ER81 is a marker for layer V neurons.
NeuN is a pan-neuronal marker.
Reeler is a mutant mouse strain in which the lack of the secreted molecule Reelin leads to severe alterations in cortical layering, namely an inversion of the normal ‘inside-out’ pattern.
PCNA is a cell cycle marker. It is mainly expressed from G1-phase through S-phase. It is used to determine if Cux2+ cells are dividing cells. The idea is that Cux2+/PCNA- cells are postmitotic interneurons, and Cux2+/PCNA+ cells are projection neurons.
PHH3 is another cell cycle marker. It is expressed mainly from late G2-phase through the M-phase of the cell cycle.
Sey mice, in which the mutation of the Pax6 gene has been suggested to induce a massive accumulation of UL neurons within the enlarged SVZ, while DL neurons appear to migrate relatively normally.
Does CUX2 function in interneurons (deep layer) the same way it does in projection neurons (upper layer)? If not, then CUX2 would be an example of how nature efficiently employs the same molecule in different settings.
Is Cux2 controlled by different genetic programs in interneurons versus in projection neurons?
Can I get the upper-layer progenitors in mice to produce a greater variety of neurons, like they do in primates, once I figure out some of the key developmental programs at work?
Is there a connection between SVZ’s greater potential for generating projection neurons and its role in producing glia? Does glia production depend on projection neuron generation, or is it a separate developmental process that can be isolated? Is glia in the cortex important for higher cognitive function?
If upper-layer progenitors underwent further diversification in evolution to generate the majority of neuron subtypes in the cortex, I should expect to find many more molecular developmental controls in the upper-layer lineage than in the lower-layer lineage. I should also expect more neuron diversity in the upper layers than in the lower layers.

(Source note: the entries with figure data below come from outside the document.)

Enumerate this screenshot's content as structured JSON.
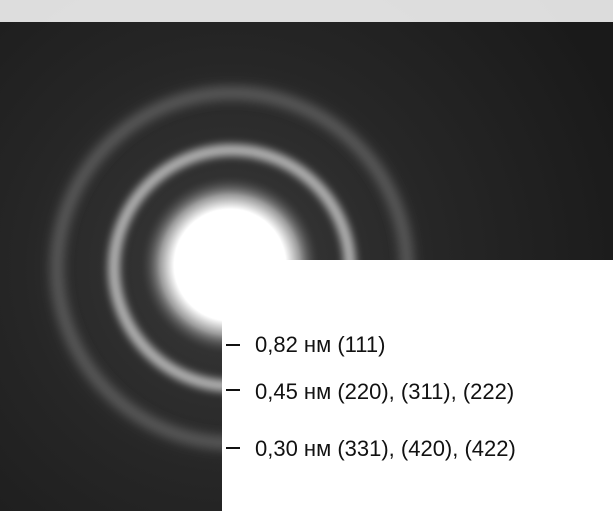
{
  "annotations": [
    "0,82 нм (111)",
    "0,45 нм (220), (311), (222)",
    "0,30 нм (331), (420), (422)"
  ]
}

Origins of neocortical interneurons in mice
Welagen and Anderson, 2011
In mice, neocortical interneurons can be parsed into three nonoverlapping subgroups defined by the expression of parvalbumin, somatostatin, or vasoactive intestinal protein…These subgroups together comprise roughly 60% of neocortical interneurons. Additional subgroups, defined alone or in combination with other markers by the expression of calretinin, reelin, neuropeptide Y, and nitric oxide synthetase, comprise most of the remaining interneurons.
The molecular characterization of cortical interneurons seems to be much more straight forward than that of cortical projection neurons. There are large, non-overlapping groups of interneurons marked by expression of one particular molecule.
It might be a good idea to use our definition of the different types of interneurons to help delineate projection neuron subtypes.